Hey guys, this is my first post and I hope your knowledge can help, I'd like to use this site as a resource.

I'm trying to put together a members' page for logged in users in a script I'm building. I want to call a function, which grabs all the userdata from the sql database. This should enable me to write on the members page using handy variables like $u_name and $u_id.
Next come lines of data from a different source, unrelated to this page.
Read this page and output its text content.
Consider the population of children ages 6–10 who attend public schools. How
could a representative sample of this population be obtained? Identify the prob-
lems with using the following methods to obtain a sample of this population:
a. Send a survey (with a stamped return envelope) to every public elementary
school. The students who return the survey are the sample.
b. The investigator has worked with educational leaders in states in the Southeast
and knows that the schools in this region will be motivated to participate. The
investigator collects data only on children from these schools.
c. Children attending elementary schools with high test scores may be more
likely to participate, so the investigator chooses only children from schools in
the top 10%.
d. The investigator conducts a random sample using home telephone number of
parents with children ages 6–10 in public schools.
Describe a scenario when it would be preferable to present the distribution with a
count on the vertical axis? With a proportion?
Here's the function I'm calling:

function ui($user) {
$match = "select * from users where username = '".$user."'";
$result = mysql_query($match) or die ("Could not match data because ".mysql_error()); 
$num_rows = mysql_num_rows($result); 
if ($num_rows <= 0) { 
  echo "Sorry, info for this user not found.";
} else {
   $qry = mysql_fetch_array($result);
$ui_un = $qry[username];
$ui_id = $qry[id];
$ui_dname = $qry[dname];
$ui_fname = $qry[fname];
$ui_lname = $qry[lname];
  }
}

And so I call this with ui($mysite_username); and then attempt to print users information. It simply does not work. Weather I use $ui_un or $qry[username], the variables simply do not carry over from the function (which is in the config file). So, how can I get these variables to carry through?

Regards,

Akira

[jackpf]

Hey, try this. I just neatened it up a bit. If this doesn't work, if you could post an error message/what it's doing wrong would be useful.

 

function ui($user)
{
   $result = mysql_query("SELECT * FROM users where username = '$user'") or die ("Could not match data because ".mysql_error());
   if(mysql_num_rows($sql) == 0)
   {
	echo "Sorry, info for this user not found.";
   }
   else
   {
   $qry = mysql_fetch_array($result);
   $ui_un = $qry['username'];
   $ui_id = $qry['id'];
   $ui_dname = $qry['dname'];
   $ui_fname = $qry['fname'];
   $ui_lname = $qry['lname'];
  }
}

[Goafer]

can't remember if it actaully matter of not, but better syntax would be:

Instead of $qry[username];

use $qry['username']; <-- notice the quotes? may help

if that doesn't work then i'd suggest that your database isn't being accessed correctly, check your connectiion information

[Technocracy]

<?php

function ui($username)
{
global $user;

$query = mysql_query("
	SELECT * FROM `users`
	WHERE `username` = '".mysql_real_escape_string($username)."'
	LIMIT 1
");

if (mysql_num_rows($query) == 1)
{
	$user = mysql_fetch_array($query, MYSQL_ASSOC);
	return true;
}
else
{
	return false;
}
}

// ####
// Example

if (ui('test'))
{
echo htmlspecialchars($user['username']);
}
else
{
echo "Sorry, info for this user not found.";
}

?>

 

Not exactly what you want but you get the idea.

[Philip]

  Quote

<?php

function ui($username)
{
global $user;

$query = mysql_query("
	SELECT * FROM `users`
	WHERE `username` = '".mysql_real_escape_string($username)."'
	LIMIT 1
");

if (mysql_num_rows($query) == 1)
{
	$user = mysql_fetch_array($query, MYSQL_ASSOC);
	return true;
}
else
{
	return false;
}
}

// ####
// Example

if (ui('test'))
{
echo htmlspecialchars($user['username']);
}
else
{
echo "Sorry, info for this user not found.";
}

?>

 

Not exactly what you want but you get the idea.

 

Pretty much right, but for myself I would do a return with an array of the variables instead of using global.

<?php
function ui($user) {
// added limit 1, since you only need one row, yes?
$query = "select * from users where username = '".$user."' LIMIT 1";
$result = mysql_query($query) or die ("Could not match data because ".mysql_error());

// if there weren't any rows, return false, otherwise return the array 
if(mysql_num_rows($result) < 1) 
	return false;
 else 
	return mysql_fetch_array($result);
}

// call functions
$userInfo = ui('some_username');


// if it was returned as an array, we have data!
if(is_array($userInfo)) 
print_r($userInfo);
else
echo 'no data for this user!';
?>

[akirablaid]

You were all a great help, and after some experimentation with all suggestions I got this working perfectly. Thank you all!